The bus driver stared openly at the fire fighter. They were standing right next to each other. The driver was practically in the fireman’s lap. What was going on?


“What about the driver?”


“Yeah, hold on.”


The fireman climbed into the bus and gingerly made his way to the front, the bus driver in tow. Just as the pair made it to the first pair of seats, they both stopped short. The fireman put his gloved hand to his mouth and looked away, but the driver himself was unable to move. In the bottom of the stairwell, his arm pinned between the door and the ground, was the body of the driver.


Memories of the crash flashed before the driver’s eyes like a strobe light. The slick pavement, the sharp turn, one two three quick flips. He was tossed against the door, where his arm had become trapped. As he desperately tired to pull it out, the bus and come down hard against the embankment, and there, suddenly, his memory stopped. Looking down at his own body, he could see why.
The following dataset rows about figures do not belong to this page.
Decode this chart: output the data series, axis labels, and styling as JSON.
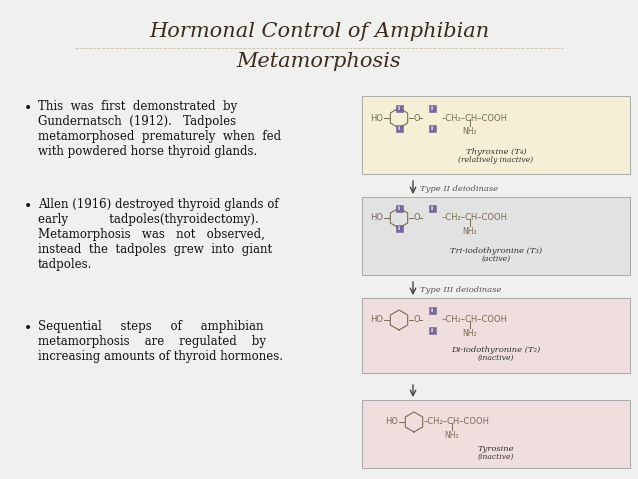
{
  "title_line1": "Hormonal Control of Amphibian",
  "title_line2": "Metamorphosis",
  "title_color": "#3d2b1f",
  "background_color": "#f0f0ee",
  "bullet_points": [
    "This  was  first  demonstrated  by\nGundernatsch  (1912).   Tadpoles\nmetamorphosed  prematurely  when  fed\nwith powdered horse thyroid glands.",
    "Allen (1916) destroyed thyroid glands of\nearly           tadpoles(thyroidectomy).\nMetamorphosis   was   not   observed,\ninstead  the  tadpoles  grew  into  giant\ntadpoles.",
    "Sequential     steps     of     amphibian\nmetamorphosis    are    regulated    by\nincreasing amounts of thyroid hormones."
  ],
  "box1_color": "#f5f0d5",
  "box2_color": "#e2e2e2",
  "box3_color": "#f0dede",
  "box4_color": "#f0dede",
  "box_edge_color": "#aaaaaa",
  "label1_main": "Thyroxine (T₄)",
  "label1_sub": "(relatively inactive)",
  "label2_main": "Tri-iodothyronine (T₃)",
  "label2_sub": "(active)",
  "label3_main": "Di-iodothyronine (T₂)",
  "label3_sub": "(inactive)",
  "label4_main": "Tyrosine",
  "label4_sub": "(inactive)",
  "arrow1_label": "Type II deiodinase",
  "arrow2_label": "Type III deiodinase",
  "iodine_color": "#6b5b95",
  "struct_color": "#7a6a55",
  "arrow_color": "#444444",
  "label_fontsize": 6,
  "bullet_fontsize": 8.5
}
A huge rock protruding from the ground had come up through the door and struck the back of his skull.


“He’s dead,” the fireman called out to his companion, heading back for the exit. “We’re going to need some forensics in here.” He jumped to the ground, and the two of them walked into the chaos of survivors and emergency personnel gathering on the highway. The bus driver, left alone with his own body, watched the activity long into the night, before heading off himself, in search of what was to come next.